Metformin inhibits mitochondrial complex I in intestinal epithelium to promote glycemic control

Metformin is a therapeutically versatile biguanide drug primarily prescribed for type II diabetes. Despite its extensive use, the mechanisms underlying many of its clinical effects, including attenuated postprandial glucose excursions, elevated intestinal glucose uptake, and increased production of lactate, Lac-Phe and GDF15, remain unclear. Here, we map these and other clinical effects of metformin to intestine-specific mitochondrial complex I inhibition. Using human metabolomic data and an orthogonal genetics approach in male mice, we demonstrate that metformin suppresses citrulline synthesis, a metabolite generated exclusively by small intestine mitochondria, and increases GDF15 by inhibiting the mitochondrial respiratory chain at complex I. This inhibition co-opts the intestines to function as a glucose sink, driving uptake of excess glucose and converting it to lactate and Lac-Phe.
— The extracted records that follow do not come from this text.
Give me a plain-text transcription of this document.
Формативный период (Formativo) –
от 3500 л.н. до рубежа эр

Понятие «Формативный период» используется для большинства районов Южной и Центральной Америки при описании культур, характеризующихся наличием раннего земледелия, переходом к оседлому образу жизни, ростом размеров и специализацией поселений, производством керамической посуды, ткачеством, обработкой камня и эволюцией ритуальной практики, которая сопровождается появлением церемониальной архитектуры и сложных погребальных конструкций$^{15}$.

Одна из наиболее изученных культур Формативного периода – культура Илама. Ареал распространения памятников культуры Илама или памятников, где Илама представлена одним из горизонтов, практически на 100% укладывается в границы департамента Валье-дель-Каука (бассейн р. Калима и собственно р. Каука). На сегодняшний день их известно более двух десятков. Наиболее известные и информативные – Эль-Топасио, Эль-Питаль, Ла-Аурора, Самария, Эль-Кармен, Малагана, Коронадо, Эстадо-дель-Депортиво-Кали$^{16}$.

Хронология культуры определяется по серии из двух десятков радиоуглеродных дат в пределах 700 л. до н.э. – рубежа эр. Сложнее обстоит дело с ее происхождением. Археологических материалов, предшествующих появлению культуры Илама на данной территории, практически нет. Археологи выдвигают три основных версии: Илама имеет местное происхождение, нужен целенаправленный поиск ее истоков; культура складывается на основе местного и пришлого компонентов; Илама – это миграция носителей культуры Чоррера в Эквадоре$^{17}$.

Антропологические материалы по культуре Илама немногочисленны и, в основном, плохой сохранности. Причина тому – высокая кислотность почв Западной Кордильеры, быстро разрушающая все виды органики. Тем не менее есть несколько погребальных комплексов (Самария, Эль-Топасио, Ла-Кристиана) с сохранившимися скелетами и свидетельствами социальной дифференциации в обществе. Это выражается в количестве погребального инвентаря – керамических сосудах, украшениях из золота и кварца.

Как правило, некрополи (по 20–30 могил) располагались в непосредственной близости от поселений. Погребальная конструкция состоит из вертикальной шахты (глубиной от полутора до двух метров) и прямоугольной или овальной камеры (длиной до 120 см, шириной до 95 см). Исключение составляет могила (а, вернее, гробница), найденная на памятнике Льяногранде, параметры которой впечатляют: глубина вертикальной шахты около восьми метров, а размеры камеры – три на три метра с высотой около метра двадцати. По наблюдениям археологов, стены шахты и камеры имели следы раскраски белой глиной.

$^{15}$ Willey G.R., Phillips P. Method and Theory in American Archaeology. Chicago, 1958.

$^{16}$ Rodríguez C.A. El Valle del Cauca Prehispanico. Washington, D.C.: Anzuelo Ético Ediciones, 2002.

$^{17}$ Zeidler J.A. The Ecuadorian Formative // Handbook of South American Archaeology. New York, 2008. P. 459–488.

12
Notably, the glucose-lowering effect of another biguanide, phenformin, and berberine, a structurally unrelated nutraceutical, similarly depends on intestine-specific mitochondrial complex I inhibition, underscoring a shared therapeutic mechanism. Overall design: RNA-seq profiling of mouse jejunum from Vil-Cre and Vil-Cre:NDI1 animals (i.e., cre controls and mice that express Saccharomyces cerevisiae NDI1 in jejunum) to determine if NDI1 expression effects the transcriptome.